Try a memory that is already 200 deep
You do not have to build a history yourself to see the long-term part. On June 11, 2026 I
wrote 200 memories for one synthetic user to Walrus mainnet, a simulated month of
predictions, settled results, and personal details, with six distinctive facts planted on
day one. That profile is live: open Try Inlet at the top and connect with the name
research-lh-fdd822.
- The Memory tab lists the stored history, each entry with its link to the blob on Walrus.
- Ask "is there any venue I avoid predicting?" or "what did I promise to do about my goldfish?". The answer comes from a fact buried under roughly 190 newer memories.
- The Profile tab shows the dossier Inlet built from that whole history.
It is a shared demo profile, so anything you tell it gets stored there too. The full method and checkpoint numbers are in the research.
What I changed
I did not modify Walrus or the MemWal SDK. The work is in how memory is used around them:
- I store a clean fact, not the chat. Each turn the model emits one declarative sentence to remember ("The user predicts France will win"), and that, not the raw conversation, is what goes to Walrus. Recall then matches on meaning instead of on chat noise.
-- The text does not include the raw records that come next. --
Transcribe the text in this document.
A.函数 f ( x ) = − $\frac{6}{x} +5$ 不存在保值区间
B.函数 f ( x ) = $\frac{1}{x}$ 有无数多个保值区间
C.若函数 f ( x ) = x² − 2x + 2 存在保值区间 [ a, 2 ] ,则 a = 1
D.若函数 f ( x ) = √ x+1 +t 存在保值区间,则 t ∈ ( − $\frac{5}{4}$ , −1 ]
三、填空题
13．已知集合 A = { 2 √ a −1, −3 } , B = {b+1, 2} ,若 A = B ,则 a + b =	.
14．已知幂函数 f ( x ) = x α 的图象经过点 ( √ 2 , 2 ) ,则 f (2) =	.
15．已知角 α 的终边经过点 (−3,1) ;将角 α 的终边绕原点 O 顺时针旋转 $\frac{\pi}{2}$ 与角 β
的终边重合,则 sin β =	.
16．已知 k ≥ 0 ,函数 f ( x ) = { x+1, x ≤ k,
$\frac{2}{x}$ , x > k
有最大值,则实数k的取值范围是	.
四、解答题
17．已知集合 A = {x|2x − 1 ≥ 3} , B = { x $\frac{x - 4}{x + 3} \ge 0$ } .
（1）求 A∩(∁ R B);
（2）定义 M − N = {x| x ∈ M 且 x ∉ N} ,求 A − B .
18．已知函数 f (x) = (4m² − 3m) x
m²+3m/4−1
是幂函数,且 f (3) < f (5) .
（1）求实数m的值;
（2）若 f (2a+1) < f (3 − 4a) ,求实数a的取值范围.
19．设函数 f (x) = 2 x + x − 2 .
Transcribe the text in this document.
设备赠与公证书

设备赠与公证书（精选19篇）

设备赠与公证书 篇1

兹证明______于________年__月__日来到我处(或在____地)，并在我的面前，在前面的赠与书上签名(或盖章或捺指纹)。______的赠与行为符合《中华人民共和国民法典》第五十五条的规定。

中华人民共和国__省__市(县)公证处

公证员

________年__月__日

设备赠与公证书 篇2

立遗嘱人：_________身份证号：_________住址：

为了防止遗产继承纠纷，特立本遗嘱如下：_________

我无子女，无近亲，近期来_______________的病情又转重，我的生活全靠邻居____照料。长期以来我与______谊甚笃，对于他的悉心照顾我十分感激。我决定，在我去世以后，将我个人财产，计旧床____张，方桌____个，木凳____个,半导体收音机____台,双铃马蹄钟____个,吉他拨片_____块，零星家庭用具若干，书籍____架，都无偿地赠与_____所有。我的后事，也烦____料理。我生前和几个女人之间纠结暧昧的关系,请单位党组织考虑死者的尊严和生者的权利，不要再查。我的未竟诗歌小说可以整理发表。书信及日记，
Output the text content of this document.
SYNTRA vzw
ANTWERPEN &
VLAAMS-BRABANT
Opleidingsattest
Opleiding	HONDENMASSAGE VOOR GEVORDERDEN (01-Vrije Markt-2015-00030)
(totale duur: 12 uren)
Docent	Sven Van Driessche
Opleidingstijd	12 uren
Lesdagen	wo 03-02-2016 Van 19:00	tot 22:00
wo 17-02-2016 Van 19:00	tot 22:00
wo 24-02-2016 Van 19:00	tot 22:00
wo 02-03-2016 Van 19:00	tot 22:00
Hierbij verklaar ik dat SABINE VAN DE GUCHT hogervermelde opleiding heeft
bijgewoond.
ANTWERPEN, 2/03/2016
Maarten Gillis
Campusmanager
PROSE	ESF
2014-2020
- The name is the whole identity. No accounts or passwords. A name maps to a namespace inside one MemWalAccount, which is enough to isolate users and to make the same memory portable to other apps.
- I answer before I save. Writing to a public network is the slow step, so the reply is returned first and the write happens in the background. The same goes for updating the profile. I measured the cost of recall as memory grows (see the research).
- A local mirror for instant display. The memory panel reads a lightweight local copy so it loads instantly, while Walrus stays the source of truth and the panel can be rebuilt from it.
- Agents coordinate through the memory, not through each other. The hot-take panel agents read your namespace and write their takes back into it, and Inlet recalls them later. No agent calls another directly; the shared memory is the only channel.
How it is built
Three parts. You talk to Inlet. Inlet keeps everything it learns about you on Walrus, a public storage network on Sui mainnet, where each memory becomes a small permanent record with its own id that anyone can look up. Next to that sits a fast local copy on my server, a small Rust service with a database. It owns nothing: everything in it is a copy of what is already on Walrus.
Why two places. Walrus is the memory I trust: permanent, public, portable out of my app, and better at finding the right memory by meaning. But reading from a public network takes a second or two, and sometimes there is a queue. A chat that hangs feels broken. So Inlet asks Walrus first on every turn, and only if Walrus has not answered within about four and a half seconds does it fall back to the local copy. The copy also covers the short gap right after a new memory is saved, while Walrus is still indexing it.
What I found by measuring both: the local copy answers around two hundred times faster, 8 milliseconds against 1.7 seconds, but it is much worse at picking the right memory; in tests it agreed with Walrus on fewer than one in five results. That settled the design. Fast but wrong is still wrong, so Walrus stays the source of truth and the local copy stays a fallback for slow moments. This mattered once already: when the Walrus relayer had an outage on June 10, 2026, Inlet kept talking from the copy, and every memory from that window was retried onto Walrus afterward, so the permanent record has no gap.